The phrase sesquipedalia verba was coined by the Roman humorist Horace in the 1st century BC. Horace was satirizing another writer’s habit of using long words. The Latin term sesqui means “one and a half” and ped means foot; hence, words that are a foot and a half long. Horace’s phrase was translated into English in the 1650s, according to the Oxford English Dictionary (OED), a standard reference for language usage. The OED states that the word “sesquipedalianism” was first recorded in 1863.
Some sesquipedalian words are created by the addition of multiple prefixes and suffixes to otherwise ordinary terms. This is the case with “antidisestablishmentarianism,” a term used in the conflict over state establishment of religion in Great Britain in the 19th century. The word, with 12 syllables encompassing 28 letters, is considered the longest non-scientific word in the English language. Only a few scientific terms have greater length; the most famous is pneumonoultramicroscopicsilicovolcanoconiosis, a lung disease caused by inhalation of volcanic dust. That word is far more likely to appear in discussions of sesquipedalianism than in medical treatises, however.
Word hobbyists and language professionals are the most likely users of sesquipedalian words. American writer and political activist William F. Buckley was noted for his use of vastly long words, even when writing spy novels for the popular market. In the 1930s adventures of pulp-fiction hero Doc Savage, the supporting character Johnny Littlejohn was a famous sesquipedalianist. In times of crisis, Johnny was inclined to use unlikely phrases such as “I’ll be superamalgamated!” Most sesquipedalian phrases are likewise used for humorous effect.
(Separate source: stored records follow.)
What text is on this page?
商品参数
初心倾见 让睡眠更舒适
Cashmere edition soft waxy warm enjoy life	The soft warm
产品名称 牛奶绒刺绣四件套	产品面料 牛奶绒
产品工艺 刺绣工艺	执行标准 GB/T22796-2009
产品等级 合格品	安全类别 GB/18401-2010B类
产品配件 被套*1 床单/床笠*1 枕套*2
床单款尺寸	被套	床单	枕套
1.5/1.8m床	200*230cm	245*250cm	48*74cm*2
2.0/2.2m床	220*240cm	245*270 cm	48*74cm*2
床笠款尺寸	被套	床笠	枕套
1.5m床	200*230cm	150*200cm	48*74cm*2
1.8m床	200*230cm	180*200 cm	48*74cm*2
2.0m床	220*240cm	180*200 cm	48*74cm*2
Like many hobbyists, language lovers are prone to try topping each other and setting new records. Thus, for word lovers who think the word “sesquipedalian” is too short, an even longer alternative exists. The word is “hyperpolysyllabicsesquipedalianism,” and it means the same thing as “sesquipedalianism;” while real, it clearly only exists to inflate sesquipedalianism to new heights of absurdity. For those who feel this is all just too much, there is the word “hippopotomonstrosesquipedaliophobia.” It means “the fear of extremely long words.”